Now the one line which does not really need to be there in the above settings is the HISTTIMEFORMAT setting. But what that is doing is adding a timestamp to your history lines, so you not only see what the user typed but also when they typed it.

User Environment
Now you need to setup the user environment somewhat. First you are going to make sure that each user has a history file setup, then you are going to make sure that only the user has read or write access and lastly you are going to set the attributes of the file so that it can only be appended to, nothing else. I use a simple little script to do this for myself;
> cat ./fix_history
for PERSON in bob sue john jimmy
 do
  echo "Doing $PERSON..."
  touch /home/$PERSON/.bash_history
  chown $PERSON:root /home/$PERSON/.bash_history
  chmod 600 /home/$PERSON/.bash_history
  chattr +a /home/$PERSON/.bash_history
 done

Results
With all that done, let your users work for a bit and then take a look.
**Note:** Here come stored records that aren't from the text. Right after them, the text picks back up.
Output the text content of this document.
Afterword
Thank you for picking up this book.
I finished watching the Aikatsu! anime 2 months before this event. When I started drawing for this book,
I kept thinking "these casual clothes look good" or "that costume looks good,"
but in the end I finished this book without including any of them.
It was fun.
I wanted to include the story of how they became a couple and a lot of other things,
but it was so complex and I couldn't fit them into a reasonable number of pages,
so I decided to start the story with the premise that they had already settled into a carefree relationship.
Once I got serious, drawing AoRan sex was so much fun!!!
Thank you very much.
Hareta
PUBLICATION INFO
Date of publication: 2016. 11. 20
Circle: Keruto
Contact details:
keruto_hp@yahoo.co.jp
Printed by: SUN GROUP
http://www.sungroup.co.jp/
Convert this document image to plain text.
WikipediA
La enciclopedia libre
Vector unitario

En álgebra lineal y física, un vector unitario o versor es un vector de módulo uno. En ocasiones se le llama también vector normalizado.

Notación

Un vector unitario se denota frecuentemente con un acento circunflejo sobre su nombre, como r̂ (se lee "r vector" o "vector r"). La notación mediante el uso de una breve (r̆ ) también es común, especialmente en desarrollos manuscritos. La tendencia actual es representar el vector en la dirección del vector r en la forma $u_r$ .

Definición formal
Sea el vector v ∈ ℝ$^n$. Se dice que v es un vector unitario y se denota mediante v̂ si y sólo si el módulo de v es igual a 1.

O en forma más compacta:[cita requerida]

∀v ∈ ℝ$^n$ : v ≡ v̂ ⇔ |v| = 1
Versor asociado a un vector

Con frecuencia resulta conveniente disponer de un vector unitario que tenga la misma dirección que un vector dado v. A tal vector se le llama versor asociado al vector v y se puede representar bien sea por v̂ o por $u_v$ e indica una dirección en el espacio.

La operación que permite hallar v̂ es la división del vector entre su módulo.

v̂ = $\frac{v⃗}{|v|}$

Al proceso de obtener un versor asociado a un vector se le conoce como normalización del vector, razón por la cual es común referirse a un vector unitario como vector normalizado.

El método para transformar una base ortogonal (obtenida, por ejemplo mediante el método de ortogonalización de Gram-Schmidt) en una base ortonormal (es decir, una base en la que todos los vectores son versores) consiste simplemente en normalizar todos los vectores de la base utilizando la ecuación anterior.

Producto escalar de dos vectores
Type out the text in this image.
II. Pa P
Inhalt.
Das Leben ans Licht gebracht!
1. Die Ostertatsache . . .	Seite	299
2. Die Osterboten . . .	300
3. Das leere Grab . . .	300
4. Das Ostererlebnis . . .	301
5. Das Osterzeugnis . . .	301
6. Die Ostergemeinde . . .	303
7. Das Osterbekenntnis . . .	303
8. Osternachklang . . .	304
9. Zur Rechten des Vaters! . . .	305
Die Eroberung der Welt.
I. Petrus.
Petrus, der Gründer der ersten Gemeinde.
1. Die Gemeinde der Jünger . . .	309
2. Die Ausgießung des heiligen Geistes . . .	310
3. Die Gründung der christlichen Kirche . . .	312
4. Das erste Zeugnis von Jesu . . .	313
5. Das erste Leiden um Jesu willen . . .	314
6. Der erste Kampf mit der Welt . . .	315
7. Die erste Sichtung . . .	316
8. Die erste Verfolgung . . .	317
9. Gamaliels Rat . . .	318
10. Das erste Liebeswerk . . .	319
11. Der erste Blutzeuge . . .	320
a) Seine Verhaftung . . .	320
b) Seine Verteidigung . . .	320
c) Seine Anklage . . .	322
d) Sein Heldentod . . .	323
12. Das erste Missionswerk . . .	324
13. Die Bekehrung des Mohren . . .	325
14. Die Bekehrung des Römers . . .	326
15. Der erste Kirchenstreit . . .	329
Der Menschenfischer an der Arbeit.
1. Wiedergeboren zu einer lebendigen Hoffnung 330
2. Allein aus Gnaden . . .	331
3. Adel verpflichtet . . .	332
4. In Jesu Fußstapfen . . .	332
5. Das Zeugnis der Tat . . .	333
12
You should see something like the following;
  115  2009-05-26 12:16:35 su -
  116  2009-05-26 12:16:35 ls -l
  117  2009-05-26 12:16:35 mkdir backup
  118  2009-05-26 12:16:35 ls -l

Final Words
Yes I realise that there are ways this can be circumvented, but it does raise the bar on trying to a user trying to hide something. And if you really are in a situation where your users are both knowledgable and malicous, then more drastic measures are probably needed anyway. But this is a simple easy step which can be used in most situations to add another layer of accountability in. As always, try it out, play around, have fun and learn.